Une biographie romancée, entrecoupée de textes de Frida Kahlo elle-même, où on entrevoit la vie mondaine de l’artiste, sa découverte de la peinture son amour pour Diego Rivera, ses relations avec des artistes de renom (de Picasso à Georgia O’Keefe en passant pas Wassily Kandinsky) et d’autres personnages de son temps (Trotsky, Rockefeller, et d’autres), son ancrage dans un Mexique en pleine ébullition, ses voyages…

On prend aussi la mesure de sa souffrance. Une souffrance physique qui la suit dès sa jeunesse, alors que ce succèdent en quelques années un épisode de polio et un accident important qui lui laisseront des séquelles indélébiles. Mais aussi — surtout? — une souffrance de l’âme, de l’amour, et du deuil de la mère qu’elle n’aura pas réussi à devenir, des enfants qu’elle n’aura pu avoir.

Si elle vit difficilement une première interruption de grossesse, qui lui est recommandée par un médecin, c’est une fausse-couche au début du deuxième trimestre de sa grossesse suivante qui l’achève presque. Elle écrit :

Ce fut un immense crachat d’eau, d’or et de sang. Puis je ne vis plus rien, le sol mollissait sous mes pieds, des brisures d’éclair fragmentant mon corps, une désolation absolue, ma chair se fluidifiait, livrait une bataille perdue d’avance, une dislocation des membres, brutale, le dépareillement chaotique d’une unité, un corps béant se vidant de sa vie, donnant la mort, se donnant la mort.
Une peine à devenir fou.
Une peur panique. La terreur. Une poisse, la sueur, le sang, aucun élément solide sur lequel m’appuyer : murs comme de poussière, objets mouvants. […]

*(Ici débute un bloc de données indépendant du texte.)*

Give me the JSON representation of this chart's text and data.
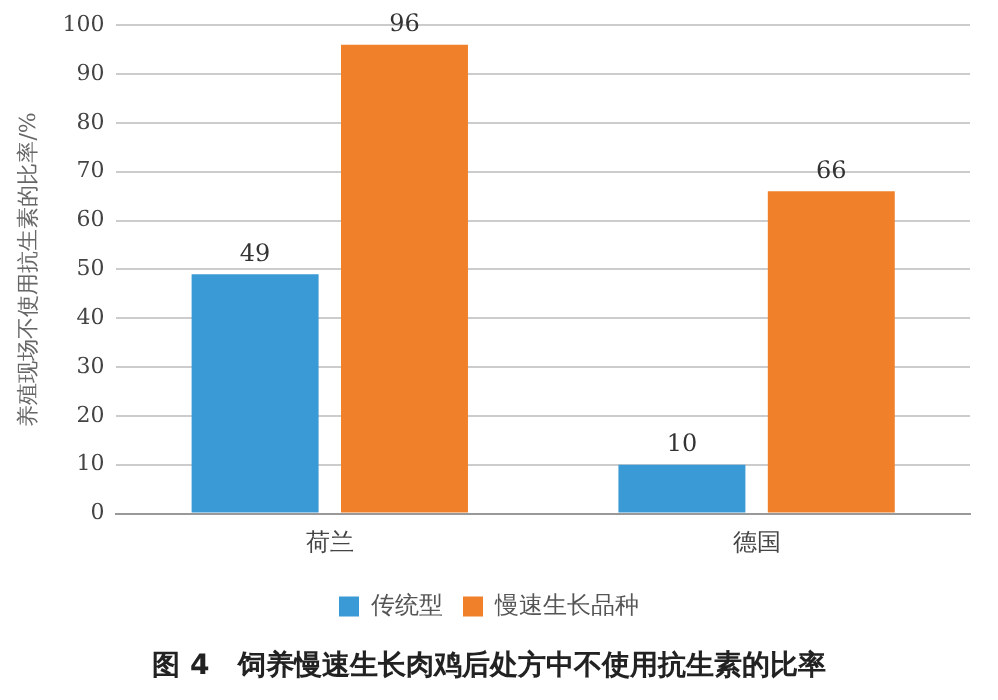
{
  "chart_data": {
    "type": "bar",
    "title": "图 4　饲养慢速生长肉鸡后处方中不使用抗生素的比率",
    "ylabel": "养殖现场不使用抗生素的比率/%",
    "categories": [
      "荷兰",
      "德国"
    ],
    "series": [
      {
        "name": "传统型",
        "color": "#3a9ad6",
        "values": [
          49,
          10
        ]
      },
      {
        "name": "慢速生长品种",
        "color": "#f0802a",
        "values": [
          96,
          66
        ]
      }
    ],
    "ylim": [
      0,
      100
    ],
    "yticks": [
      0,
      10,
      20,
      30,
      40,
      50,
      60,
      70,
      80,
      90,
      100
    ],
    "grid": "y",
    "legend": "bottom",
    "data_labels": true
  }
}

Je ne voulais pas cela. Tout, mais pas cela. Pas cette perte irrémédiable de ce qui m’emplissait, pas cette amputation, cette mutilation de ma propre vie, pas cette dégénérescence violente de mon moi. *

Ces mots datent (dans quelques jours, le 13 juillet, on soulignera le 60ème anniversaire de la mort de Frida) mais me semblent tellement actuels. Ils me replongent dans les émotions violentes qui ont malmené mon coeur et mon corps quand j’ai réalisé l’ampleur, la gravité de ce qui arrivait à Paul. Les mots du médecin, annonciateurs du deuil à venir malgré notre espoir qui vivait encore à ce moment. « On a pu le réanimer… il était décédé quand il est arrivé à l’urgence. » L’attraction de mon corps vers le sol. L’impression de ne jamais pouvoir me relever. Mes jambes cédant sous moi comme ces petits jeux de bois qui tiennent debout grâce à des élastiques et qui s’effondrent quand on appuie sur leur base. Les genoux qui ne tiennent plus, le sol qui ne porte plus.

La gravité, soudain tellement forte. Une sensation qui ne me quittait pas pendant les jours où notre monde s’est réduit à la pièce vitrée qui servait de chambre à Paul et aux quelques mètres de corridor qui l’entouraient. Une sensation qui est revenue à plein de moments depuis. Sur cette plage perdue où on a posé nos pénates pendant quelques jours sur la côte colombienne, quand j’ai eu l’impression de réellement comprendre le sens de l’expression « toucher le fond. » Ces moments de désespoir qui s’imposent parfois dans mon quotidien, sans que j’arrive à en identifier la cause immédiate, mais dont l’origine plus profonde n’a rien de mystérieux.

Contre cette gravité, cette fragmentation, la lutte pour se propulser du fond vers la surface est difficile. Pour moi, elle se compose d’actions multiples pour stopper l’hémorragie causée par « cette mutilation de ma propre vie ». Certaines semblent insignifiantes. Elles le sont peut-être, mais elles me permettent de continuer à avancer, lentement.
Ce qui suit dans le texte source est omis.